He wakes up to the bright light shining against his eyelids, but even before he opens his eyes he knows that can't be right, because his internal clock is telling him it's the middle of the night (or morning, rather), and as soon as he opens his eyes, he knows he was right. The red letters of the alarm clock glow 2:36, and he wonders why anyone is up at this ungodly hour, before he rolls over in bed and finds his answer.
Her nose is buried in a thick book, Eyes darting rapidly back and forth as she reaches to turn the page. Her lip is caught between her teeth, and she is so enraptured by whatever story she is reading that she hasn't even noticed that he has been woken by the lamp she has turned on.
"What are you reading?" He mumbles blearily in Hebrew, since his mind is still to sleepy to properly translate to English.
She looks up, startled, at the sound of his voice, and closes her book with a snap. The cover has two people on it dressed in clothes that are probably from the seventeen or eighteen hundreds, a man and a woman holding hands, and he thinks it's probably one of her silly romances, but he can't make out the title, so he waits patiently to hear it before he mocks her.
"Emma." She turns the book to face him, and he can see the name written in old English script, along with the smaller name of the author.
He smiles ruefully. "I was hoping to mock you about the trashy romance novel, but now I can see that will be impossible. I can hardly make fun of you for reading a classic." He turns his back to the bright light and shuts his eyes again, but when she doesn't answer immediately, he turns back around and gives her another look.
She's still staring at him, but not as if she's angry, more like she's wondering what exactly he is.
"It is a classic, correct?" He ventures, "Because that lady, Jane Austen, she wrote that other one you like, did she not? Um…." He trails off as he searches for the answer to the unasked question. "The one with all of the 'P's' in the title…"
"Pride and Prejudice," She finishes, switching abruptly back to English. "Yes, she did write that one also. It is my favorite book."
She still is looking at him as if he walked out of the pages of the book she was just reading, top hat and all, and he looks down to make sure he hasn't turned orange while he slept.
"Should I have known that?" He asks. It is entirely plausible that she is angry at him for something, but he can't remember anything amiss the day before, so he doesn't think that is the case.
"No.
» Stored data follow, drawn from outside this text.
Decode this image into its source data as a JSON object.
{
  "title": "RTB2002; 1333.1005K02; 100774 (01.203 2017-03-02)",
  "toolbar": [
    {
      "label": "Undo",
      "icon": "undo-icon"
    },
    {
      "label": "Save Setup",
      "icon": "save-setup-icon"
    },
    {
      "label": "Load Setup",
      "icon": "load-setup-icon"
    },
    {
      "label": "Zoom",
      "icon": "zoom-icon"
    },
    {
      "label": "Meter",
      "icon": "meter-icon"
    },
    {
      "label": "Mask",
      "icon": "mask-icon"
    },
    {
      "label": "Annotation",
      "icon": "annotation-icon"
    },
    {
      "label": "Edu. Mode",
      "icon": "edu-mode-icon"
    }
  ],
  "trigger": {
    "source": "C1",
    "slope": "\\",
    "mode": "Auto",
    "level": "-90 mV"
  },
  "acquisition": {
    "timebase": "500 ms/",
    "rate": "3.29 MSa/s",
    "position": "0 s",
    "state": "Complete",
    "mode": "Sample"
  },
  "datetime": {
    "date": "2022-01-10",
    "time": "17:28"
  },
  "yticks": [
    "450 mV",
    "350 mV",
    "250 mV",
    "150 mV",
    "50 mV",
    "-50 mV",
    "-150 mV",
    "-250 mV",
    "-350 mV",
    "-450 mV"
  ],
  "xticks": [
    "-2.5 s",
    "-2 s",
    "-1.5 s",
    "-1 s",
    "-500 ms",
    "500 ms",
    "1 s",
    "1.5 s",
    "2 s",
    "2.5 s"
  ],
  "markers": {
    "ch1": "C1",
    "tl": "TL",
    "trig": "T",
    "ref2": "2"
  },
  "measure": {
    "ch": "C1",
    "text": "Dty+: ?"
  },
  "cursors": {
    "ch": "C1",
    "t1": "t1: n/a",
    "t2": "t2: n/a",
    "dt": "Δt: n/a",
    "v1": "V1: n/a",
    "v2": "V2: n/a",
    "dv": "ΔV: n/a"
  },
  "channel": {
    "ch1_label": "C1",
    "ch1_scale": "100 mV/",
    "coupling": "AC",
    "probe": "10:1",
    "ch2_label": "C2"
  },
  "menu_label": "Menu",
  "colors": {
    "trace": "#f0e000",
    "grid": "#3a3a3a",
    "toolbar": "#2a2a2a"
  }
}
I do not think anyone knows that," she dismisses him as she opens her book and resumes her reading.
"What is it about?" He asks, still trying to rectify the situation, whatever it is.
"A girl named Emma," she says, playfulness returning to her face as he rolls his eyes at her obvious answer.
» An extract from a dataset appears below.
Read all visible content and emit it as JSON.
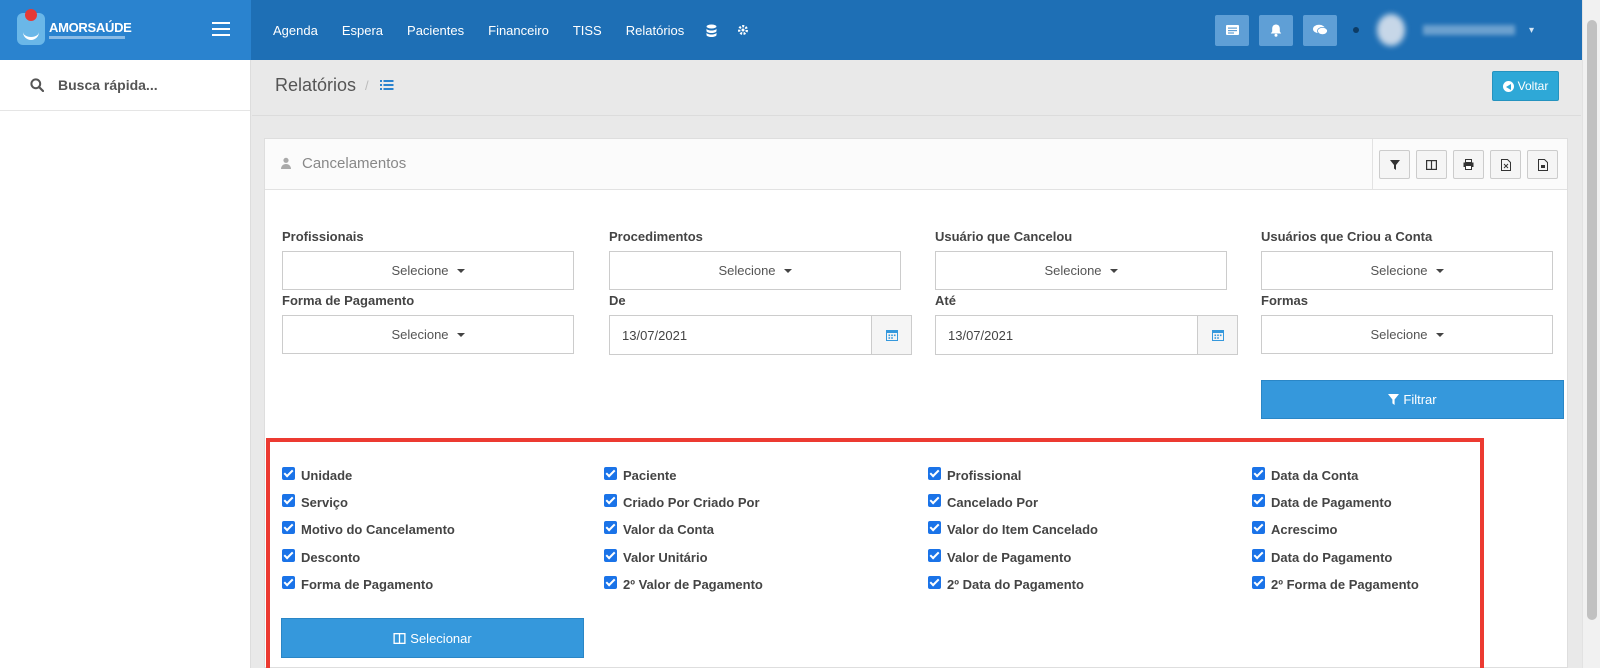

In a quick flash of movement, he seizes the book from her grasp and searches for the plot summary, but it is neither on the back nor the inside cover, so he hands the novel back to her and looks pleadingly at her.
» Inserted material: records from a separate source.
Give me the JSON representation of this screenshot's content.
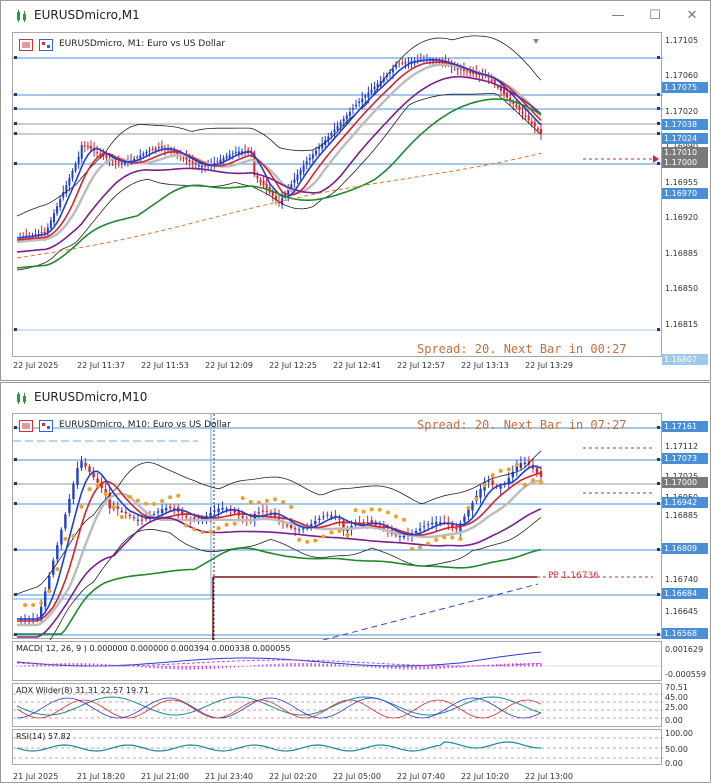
{
  "top": {
    "title": "EURUSDmicro,M1",
    "symbol_label": "EURUSDmicro, M1:  Euro vs US Dollar",
    "spread_text": "Spread: 20. Next Bar in 00:27",
    "price_labels": [
      "1.17105",
      "1.17060",
      "1.17020",
      "1.16990",
      "1.16955",
      "1.16920",
      "1.16885",
      "1.16850",
      "1.16815"
    ],
    "price_tags": [
      {
        "text": "1.17075",
        "color": "#4a8fd6"
      },
      {
        "text": "1.17038",
        "color": "#4a8fd6"
      },
      {
        "text": "1.17024",
        "color": "#4a8fd6"
      },
      {
        "text": "1.17010",
        "color": "#7a7a7a"
      },
      {
        "text": "1.17000",
        "color": "#7a7a7a"
      },
      {
        "text": "1.16970",
        "color": "#4a8fd6"
      },
      {
        "text": "1.16807",
        "color": "#9ec8ec"
      }
    ],
    "time_labels": [
      "22 Jul 2025",
      "22 Jul 11:37",
      "22 Jul 11:53",
      "22 Jul 12:09",
      "22 Jul 12:25",
      "22 Jul 12:41",
      "22 Jul 12:57",
      "22 Jul 13:13",
      "22 Jul 13:29"
    ]
  },
  "bottom": {
    "title": "EURUSDmicro,M10",
    "symbol_label": "EURUSDmicro, M10:  Euro vs US Dollar",
    "spread_text": "Spread: 20. Next Bar in 07:27",
    "pp_text": "PP 1.16736",
    "price_labels": [
      "1.17112",
      "1.17025",
      "1.16950",
      "1.16885",
      "1.16740",
      "1.16645"
    ],
    "price_tags": [
      {
        "text": "1.17161",
        "color": "#4a8fd6"
      },
      {
        "text": "1.17073",
        "color": "#4a8fd6"
      },
      {
        "text": "1.17000",
        "color": "#7a7a7a"
      },
      {
        "text": "1.16942",
        "color": "#4a8fd6"
      },
      {
        "text": "1.16809",
        "color": "#4a8fd6"
      },
      {
        "text": "1.16684",
        "color": "#4a8fd6"
      },
      {
        "text": "1.16568",
        "color": "#4a8fd6"
      }
    ],
    "macd_label": "MACD( 12, 26, 9 ) 0.000000 0.000000 0.000394 0.000338 0.000055",
    "macd_scale": [
      "0.001629",
      "-0.000559"
    ],
    "adx_label": "ADX Wilder(8) 31.31 22.57 19.71",
    "adx_scale": [
      "70.51",
      "45.00",
      "25.00",
      "0.00"
    ],
    "rsi_label": "RSI(14) 57.82",
    "rsi_scale": [
      "100.00",
      "50.00",
      "0.00"
    ],
    "time_labels": [
      "21 Jul 2025",
      "21 Jul 18:20",
      "21 Jul 21:00",
      "21 Jul 23:40",
      "22 Jul 02:20",
      "22 Jul 05:00",
      "22 Jul 07:40",
      "22 Jul 10:20",
      "22 Jul 13:00"
    ]
  },
  "colors": {
    "bull": "#1f3fd1",
    "bear": "#d4242c",
    "gray_ma": "#bdbdbd",
    "purple_ma": "#7a1f8c",
    "green_ma": "#1f8a2a",
    "orange_ma": "#e0702a",
    "psar": "#f0a020",
    "pp_line": "#7a1010"
  }
}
"She falls in love with her best friend," she says, "And I was merely thinking that the idea of falling in love with someone you have known for years, someone who has been there every day, and then all of a sudden, something changes in the way that you look at them… It is beautiful, is it not?"
Her eyes have gone soft in the golden lamplight, like she is thinking of someone special, and he feels slightly queasy at the thought of her thinking of someone else. Else? No, thinking of someone at all. Because she is too young, she is not ready. Right?
"Leah," he starts cautiously, "Is there something you want to tell me? About someone?"
"Like who?" She asks him, her eyes changing back from molten emerald to plain old olive, "You mean am I romantically involved with someone? Because the answer is no. Not at the moment."
And then she closes her book again, shuts off the lamp, and within minutes she is breathing softly, leaving him sitting upright in bed in the dark, pondering her answer. Not at the moment. Does that mean she has someone in mind? A prospect? He lays down again, knowing that he won't fall asleep again, because her answer will aggravate him all night, while she slumbers like an innocent little lamb.
One of the things he has always envied about her is the ability she has to lose herself. In sleep, in a book, in music or a movie. She immerses herself so deeply in the other world that her problems from this one disappear for a while. Leah has always been the one to find solace in another universe, Samuel has always been the one to stew over events for days, rethink situations over and over and try to make something go differently. Leah gets so involved in someone else's universe that sometimes she loses her way in her own, Samuel buries himself so deeply in his own problems that he has trouble paying attention to anyone else's.
They are so opposite in many ways that it is easy for them to be themselves, and know that the other will take care of their weaknesses. She will be blunt, he unfailingly polite. He will make friends, she will seem standoffish. She will act her way out of any situation, he will find a logical way to get out. His feelings simmer beneath the surface, hers are easily readable on her face. But when she gets lost in another world, he draws her back to this one, and when he gets lost in himself, she lets him see the brightness of the world again. They are magnets, North and South coming together and sticking, changing each other's world, because they are perfect opposites.